Ambas receberam, cada uma, três indicações nos portfólios de março. Isso sinaliza a confiança das corretoras em seu desempenho dentro do universo ESG.
Desempenho recente das ações favoritas
As ações da B3 tiveram um mês de fevereiro bastante positivo, com alta de 10,8%. Esse desempenho superou tanto o Ibovespa, que subiu 4,1% no período, quanto o Índice de Sustentabilidade Empresarial (ISE), que registrou valorização de 3,7%.
Desde o início do ano, o papel da empresa acumula uma expressiva alta de 30%, demonstrando força no mercado. Por outro lado, a Motiva apresenta alta acumulada de 1,8% na bolsa neste ano, um movimento mais moderado, mas que ainda assim acompanha a tendência positiva do setor.
Análises sobre a B3 (B3SA3)
Valuation e perspectivas financeiras
Os analistas da XP acreditam que a empresa B3 está sendo negociada a um nível de preço razoável, com o indicador de preço sobre lucro (P/L) de 16 vezes. A corretora tem boas perspectivas para a companhia com base na revisão completa da estrutura de custos e despesas.
Além disso, os analistas destacam a forte geração de fluxo de caixa da B3, um fator importante para a saúde financeira da empresa. A XP mantém a ação B3 no seu portfólio focado em ESG, embora tenha recomendação neutra para o papel B3SA3.
Isso indica uma visão cautelosa, mas ainda assim favorável para o longo prazo.
Recomendações para a Motiva (MOTV3)
Corretoras que indicam a ação
A Motiva, que é o antigo grupo CCR, foi recomendada por três importantes corretoras: BB Investimentos, BTG e XP. Segundo a XP, a empresa pode se beneficiar em 2026 com novos projetos e uma agenda regulatória favorável.
Isso aponta para um horizonte de crescimento futuro. O último ano ficou marcado pela simplificação do portfólio da companhia, que vendeu ativos com desempenho abaixo do esperado, como barcas e aeroportos, e fez melhorias nas demais concessões.

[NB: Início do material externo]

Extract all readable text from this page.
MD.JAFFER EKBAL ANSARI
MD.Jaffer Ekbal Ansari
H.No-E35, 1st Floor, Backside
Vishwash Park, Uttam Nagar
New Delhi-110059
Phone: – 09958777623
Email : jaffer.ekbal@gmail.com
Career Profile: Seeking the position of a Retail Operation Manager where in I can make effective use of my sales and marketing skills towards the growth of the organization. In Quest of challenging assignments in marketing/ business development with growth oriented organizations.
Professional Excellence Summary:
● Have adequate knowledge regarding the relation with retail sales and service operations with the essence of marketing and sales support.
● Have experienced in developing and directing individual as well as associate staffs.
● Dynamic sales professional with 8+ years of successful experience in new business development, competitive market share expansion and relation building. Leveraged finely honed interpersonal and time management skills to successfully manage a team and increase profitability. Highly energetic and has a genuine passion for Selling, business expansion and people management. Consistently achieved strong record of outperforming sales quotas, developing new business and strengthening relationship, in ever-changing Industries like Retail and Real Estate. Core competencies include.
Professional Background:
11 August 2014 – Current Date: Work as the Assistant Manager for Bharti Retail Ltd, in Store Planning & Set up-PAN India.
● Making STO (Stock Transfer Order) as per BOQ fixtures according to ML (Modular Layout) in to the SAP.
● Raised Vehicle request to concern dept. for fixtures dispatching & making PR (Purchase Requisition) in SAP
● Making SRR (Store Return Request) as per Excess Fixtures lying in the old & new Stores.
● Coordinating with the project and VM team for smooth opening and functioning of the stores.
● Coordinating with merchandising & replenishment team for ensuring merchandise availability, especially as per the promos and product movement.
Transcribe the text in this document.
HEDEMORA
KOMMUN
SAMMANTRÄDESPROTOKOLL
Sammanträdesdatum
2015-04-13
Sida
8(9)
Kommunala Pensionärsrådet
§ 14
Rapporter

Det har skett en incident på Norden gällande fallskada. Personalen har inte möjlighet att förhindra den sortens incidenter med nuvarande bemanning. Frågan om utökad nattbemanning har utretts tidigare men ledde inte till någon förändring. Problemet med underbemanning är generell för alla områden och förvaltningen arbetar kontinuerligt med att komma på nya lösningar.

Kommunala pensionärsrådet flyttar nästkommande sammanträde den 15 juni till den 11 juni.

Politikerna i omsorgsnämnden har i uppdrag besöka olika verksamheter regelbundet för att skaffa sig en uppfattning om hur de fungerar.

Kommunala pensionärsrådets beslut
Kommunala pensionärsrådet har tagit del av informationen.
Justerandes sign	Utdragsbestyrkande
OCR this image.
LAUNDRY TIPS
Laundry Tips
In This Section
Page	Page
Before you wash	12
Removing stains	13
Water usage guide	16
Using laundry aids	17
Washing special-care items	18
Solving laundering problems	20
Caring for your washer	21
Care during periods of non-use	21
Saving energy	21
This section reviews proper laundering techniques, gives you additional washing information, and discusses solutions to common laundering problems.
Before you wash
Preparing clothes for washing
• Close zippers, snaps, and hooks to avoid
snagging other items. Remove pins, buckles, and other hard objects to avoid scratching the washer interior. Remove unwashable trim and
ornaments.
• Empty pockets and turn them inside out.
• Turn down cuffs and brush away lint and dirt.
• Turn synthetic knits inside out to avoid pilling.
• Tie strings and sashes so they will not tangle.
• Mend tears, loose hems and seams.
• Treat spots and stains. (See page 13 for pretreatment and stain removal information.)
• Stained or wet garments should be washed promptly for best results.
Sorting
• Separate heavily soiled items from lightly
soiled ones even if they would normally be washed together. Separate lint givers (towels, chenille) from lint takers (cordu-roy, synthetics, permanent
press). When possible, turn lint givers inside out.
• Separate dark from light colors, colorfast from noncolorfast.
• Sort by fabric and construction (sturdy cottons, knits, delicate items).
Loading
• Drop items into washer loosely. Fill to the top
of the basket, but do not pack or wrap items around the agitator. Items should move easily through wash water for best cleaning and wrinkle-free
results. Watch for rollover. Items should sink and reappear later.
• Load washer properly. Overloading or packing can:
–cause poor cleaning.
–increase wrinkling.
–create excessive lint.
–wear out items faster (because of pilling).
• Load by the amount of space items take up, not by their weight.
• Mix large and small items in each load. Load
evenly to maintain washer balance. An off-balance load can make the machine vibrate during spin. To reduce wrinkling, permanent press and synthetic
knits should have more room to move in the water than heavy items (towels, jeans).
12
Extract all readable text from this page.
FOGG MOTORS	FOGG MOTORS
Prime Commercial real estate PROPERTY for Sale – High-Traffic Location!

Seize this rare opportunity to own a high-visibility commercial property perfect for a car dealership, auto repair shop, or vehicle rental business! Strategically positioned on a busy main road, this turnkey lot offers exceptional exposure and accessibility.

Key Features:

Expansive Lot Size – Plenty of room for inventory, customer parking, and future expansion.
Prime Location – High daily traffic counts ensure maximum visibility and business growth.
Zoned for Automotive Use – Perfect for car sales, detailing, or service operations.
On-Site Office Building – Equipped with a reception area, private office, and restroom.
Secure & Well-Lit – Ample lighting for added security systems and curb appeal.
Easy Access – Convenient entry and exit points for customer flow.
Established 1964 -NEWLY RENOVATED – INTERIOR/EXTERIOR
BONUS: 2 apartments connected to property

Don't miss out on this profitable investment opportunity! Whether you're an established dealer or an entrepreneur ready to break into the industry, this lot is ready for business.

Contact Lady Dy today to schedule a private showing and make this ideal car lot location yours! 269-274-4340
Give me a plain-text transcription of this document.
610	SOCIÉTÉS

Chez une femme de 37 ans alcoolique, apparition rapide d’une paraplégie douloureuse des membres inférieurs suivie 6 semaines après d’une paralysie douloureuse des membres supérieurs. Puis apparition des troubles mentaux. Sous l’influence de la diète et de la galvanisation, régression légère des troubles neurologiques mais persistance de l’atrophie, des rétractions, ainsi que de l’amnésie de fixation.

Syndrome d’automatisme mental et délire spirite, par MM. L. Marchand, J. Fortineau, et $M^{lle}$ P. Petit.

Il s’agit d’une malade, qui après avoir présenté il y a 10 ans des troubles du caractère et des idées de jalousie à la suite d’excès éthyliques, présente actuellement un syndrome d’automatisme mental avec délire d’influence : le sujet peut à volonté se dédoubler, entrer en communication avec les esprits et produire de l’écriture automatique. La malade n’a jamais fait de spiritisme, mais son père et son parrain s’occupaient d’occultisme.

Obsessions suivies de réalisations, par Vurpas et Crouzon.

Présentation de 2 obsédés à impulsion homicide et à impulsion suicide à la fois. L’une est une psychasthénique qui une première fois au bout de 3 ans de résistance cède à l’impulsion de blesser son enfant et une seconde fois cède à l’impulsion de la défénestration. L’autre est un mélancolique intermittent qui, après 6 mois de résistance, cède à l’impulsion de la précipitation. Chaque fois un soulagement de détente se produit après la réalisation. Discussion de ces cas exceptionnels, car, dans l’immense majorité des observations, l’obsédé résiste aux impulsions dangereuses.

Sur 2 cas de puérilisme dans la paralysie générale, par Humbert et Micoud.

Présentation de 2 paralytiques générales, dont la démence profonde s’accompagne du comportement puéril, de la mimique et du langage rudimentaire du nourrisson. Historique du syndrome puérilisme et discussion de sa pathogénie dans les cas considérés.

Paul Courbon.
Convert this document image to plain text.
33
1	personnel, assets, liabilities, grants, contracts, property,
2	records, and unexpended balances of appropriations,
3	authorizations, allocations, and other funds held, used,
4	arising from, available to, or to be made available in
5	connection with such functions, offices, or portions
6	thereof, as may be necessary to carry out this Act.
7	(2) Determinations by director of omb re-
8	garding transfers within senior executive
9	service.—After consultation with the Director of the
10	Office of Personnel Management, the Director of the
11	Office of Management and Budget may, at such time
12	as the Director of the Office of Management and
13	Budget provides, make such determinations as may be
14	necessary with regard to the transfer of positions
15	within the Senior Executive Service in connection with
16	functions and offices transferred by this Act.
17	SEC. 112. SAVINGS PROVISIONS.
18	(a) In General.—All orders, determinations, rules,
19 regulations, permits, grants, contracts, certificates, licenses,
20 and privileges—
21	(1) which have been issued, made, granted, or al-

Essa reestruturação pode preparar o terreno para uma fase mais sólida de resultados.
Potencial de valorização apontado para a Motiva
O BTG estabeleceu um preço alvo de R$ 20 para a ação da Motiva. Em relação à cotação atual, esse valor representa um potencial lucrativo de 31,5%, um percentual significativo que atrai a atenção de investidores.
Esse dado reforça o otimismo em torno da empresa, especialmente considerando as mudanças recentes em sua estrutura operacional. A combinação entre a simplificação do portfólio e as perspectivas regulatórias futuras cria um cenário promissor para a valorização do papel.
Contexto do mercado ESG e sustentabilidade
Desempenho em relação ao ISE
O desempenho superior da B3 em relação ao ISE em fevereiro chama a atenção para a força individual da ação dentro do tema de sustentabilidade. Enquanto o índice que reúne empresas com práticas ESG avançadas subiu 3,7%, a B3 valorizou quase três vezes mais.
Isso mostra que pode oferecer retornos atrativos mesmo alinhada a esses critérios. Já a Motiva, com sua trajetória de reestruturação e foco em concessões, se posiciona como uma opção para quem busca exposição a infraestrutura com potencial de ganhos no médio prazo.
Essa projeção segue as análises das corretoras, mas a fonte não detalhou prazos específicos.
Considerações finais para investidores
As recomendações concentradas em B3 e Motiva refletem uma convergência de opiniões entre analistas de diferentes instituições financeiras. Para a B3, os argumentos giram em torno de:
- Valuation considerado justo
- Gestão de custos eficiente
- Geração robusta de caixa
No caso da Motiva, o foco está na reestruturação concluída e nas oportunidades regulatórias que podem se materializar nos próximos anos. Ambas as empresas aparecem como peças-chave para quem deseja montar uma carteira com viés sustentável.
Elas apresentam, no entanto, perfis de risco e prazo distintos. A decisão final, como sempre, cabe ao investidor, que deve considerar seu perfil e objetivos financeiros.